In the future, it should be fairly easy to use Redis to communicate machine load statistics, and I think we should pursue that. However, reportedly the 25% workaround already produces reasonably good behavior.
Task scheduler improvements
There are a couple other obvious opportunities to enhance Rush's strategy for task scheduling across machines:
For clustering of operations, the algorithm could anticipate all the clusters within a cobuild run.
The number of cobuild runner VMs is also an important variable to optimize. In my initial tests, it is a fixed number, but obviously a job that builds a small number of projects should need less VMs. From my investigations of various CI products, it is straightforward for a program script to specify the number of VMs dynamically. It could be a simple heuristic (using
rush list --to git:origin/main for example), but I think Rush should provide a standard mechanism for calculating this.
Engineers often watch their build output in realtime to monitor progress and see whether errors have occurred. Rush has always provided realtime line-by-line output (cleverly "collated" by project, rather than interleaved). It looks like this:
Selected X operations:
==[ my_package_name (build) ]=====================================[ 1 of X ]==
This project was not found in the local build cache. Querying the cloud build cache.
This project was not found in the build cache.
Invoking: my-build my_package_name
Use predefined duration 730ms.
Caching build output folders: dist
Trying to find "tar" binary
Upload build cache to remote success.
Successfully set cache entry.
"my_package_name (build)" completed successfully in 1.06 seconds.
In a traditional build, all tasks are executed on a single machine, so obtaining realtime output is easy. But with the cobuild feature, much of the log output will be restored from the cache. This is no longer line-by-line, but instead comes in big chunks as each cache entry is restored. As the logs appear at a higher latency, it may give a psychological impression of sluggishness. However, the underlying computation runs at the same speed.

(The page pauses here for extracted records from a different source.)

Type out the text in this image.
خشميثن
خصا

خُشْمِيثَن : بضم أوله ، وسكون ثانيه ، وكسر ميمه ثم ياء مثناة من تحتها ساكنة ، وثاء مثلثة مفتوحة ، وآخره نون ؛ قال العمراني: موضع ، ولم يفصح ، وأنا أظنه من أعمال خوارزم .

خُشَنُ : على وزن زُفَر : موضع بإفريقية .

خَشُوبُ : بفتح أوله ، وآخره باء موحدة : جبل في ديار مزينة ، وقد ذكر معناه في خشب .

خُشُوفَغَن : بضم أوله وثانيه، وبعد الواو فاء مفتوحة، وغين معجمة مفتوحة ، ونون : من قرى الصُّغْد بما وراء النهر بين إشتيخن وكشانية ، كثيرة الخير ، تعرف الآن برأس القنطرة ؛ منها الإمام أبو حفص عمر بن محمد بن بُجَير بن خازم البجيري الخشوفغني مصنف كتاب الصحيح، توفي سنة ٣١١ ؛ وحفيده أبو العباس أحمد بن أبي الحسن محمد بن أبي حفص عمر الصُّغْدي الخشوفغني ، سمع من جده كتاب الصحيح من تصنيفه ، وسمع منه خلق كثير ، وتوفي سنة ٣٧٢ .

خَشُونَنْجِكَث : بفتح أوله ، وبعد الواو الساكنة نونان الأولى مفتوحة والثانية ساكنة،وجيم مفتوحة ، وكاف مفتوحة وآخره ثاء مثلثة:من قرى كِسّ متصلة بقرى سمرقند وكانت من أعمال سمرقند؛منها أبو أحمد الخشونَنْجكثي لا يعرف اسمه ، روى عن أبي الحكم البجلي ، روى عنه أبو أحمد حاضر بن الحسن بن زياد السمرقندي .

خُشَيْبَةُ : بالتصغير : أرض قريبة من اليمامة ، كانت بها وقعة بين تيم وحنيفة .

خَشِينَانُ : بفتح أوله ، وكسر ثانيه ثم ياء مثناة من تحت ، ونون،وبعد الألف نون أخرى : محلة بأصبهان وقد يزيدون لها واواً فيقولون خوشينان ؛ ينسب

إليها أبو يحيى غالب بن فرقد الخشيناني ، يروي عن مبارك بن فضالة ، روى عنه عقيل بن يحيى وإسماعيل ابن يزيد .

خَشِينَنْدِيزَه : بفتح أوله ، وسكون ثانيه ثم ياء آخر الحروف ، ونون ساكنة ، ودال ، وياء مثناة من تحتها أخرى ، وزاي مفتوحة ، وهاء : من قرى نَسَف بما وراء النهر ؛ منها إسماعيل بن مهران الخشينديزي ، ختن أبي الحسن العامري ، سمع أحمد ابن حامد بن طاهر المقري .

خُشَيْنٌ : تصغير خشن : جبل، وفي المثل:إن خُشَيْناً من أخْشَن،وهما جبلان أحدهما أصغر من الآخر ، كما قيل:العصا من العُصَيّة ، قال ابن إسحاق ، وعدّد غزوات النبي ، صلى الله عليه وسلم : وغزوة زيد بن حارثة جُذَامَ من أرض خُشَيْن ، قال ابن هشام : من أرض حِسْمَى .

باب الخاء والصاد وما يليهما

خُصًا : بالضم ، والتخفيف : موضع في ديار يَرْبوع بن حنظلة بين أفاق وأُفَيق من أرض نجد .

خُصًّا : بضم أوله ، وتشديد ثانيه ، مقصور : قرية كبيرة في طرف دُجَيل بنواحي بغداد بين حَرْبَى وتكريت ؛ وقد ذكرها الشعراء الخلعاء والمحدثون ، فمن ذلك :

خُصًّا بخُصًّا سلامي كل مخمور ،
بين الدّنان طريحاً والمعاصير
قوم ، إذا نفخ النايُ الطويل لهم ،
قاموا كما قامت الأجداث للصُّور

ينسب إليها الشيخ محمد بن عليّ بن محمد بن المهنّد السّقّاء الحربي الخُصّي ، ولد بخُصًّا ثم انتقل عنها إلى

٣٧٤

Rather than further complicating the cobuild design, we could tackle this separately, by creating a centralized dashboard for monitoring Rush progress. This would be a separate feature that would also provide a richer monitoring experience even without cobuilds.
Things often start out simple, but they tend to become complicated quickly. However, one of the beauties of computer science is the ability to control and manage this complexity effectively. Implementing the cobuild feature for Rush was indeed a challenging yet rewarding process for us. Not only did it enhance my development skills, but also taught invaluable lessons in problem-solving, patience, and resilience.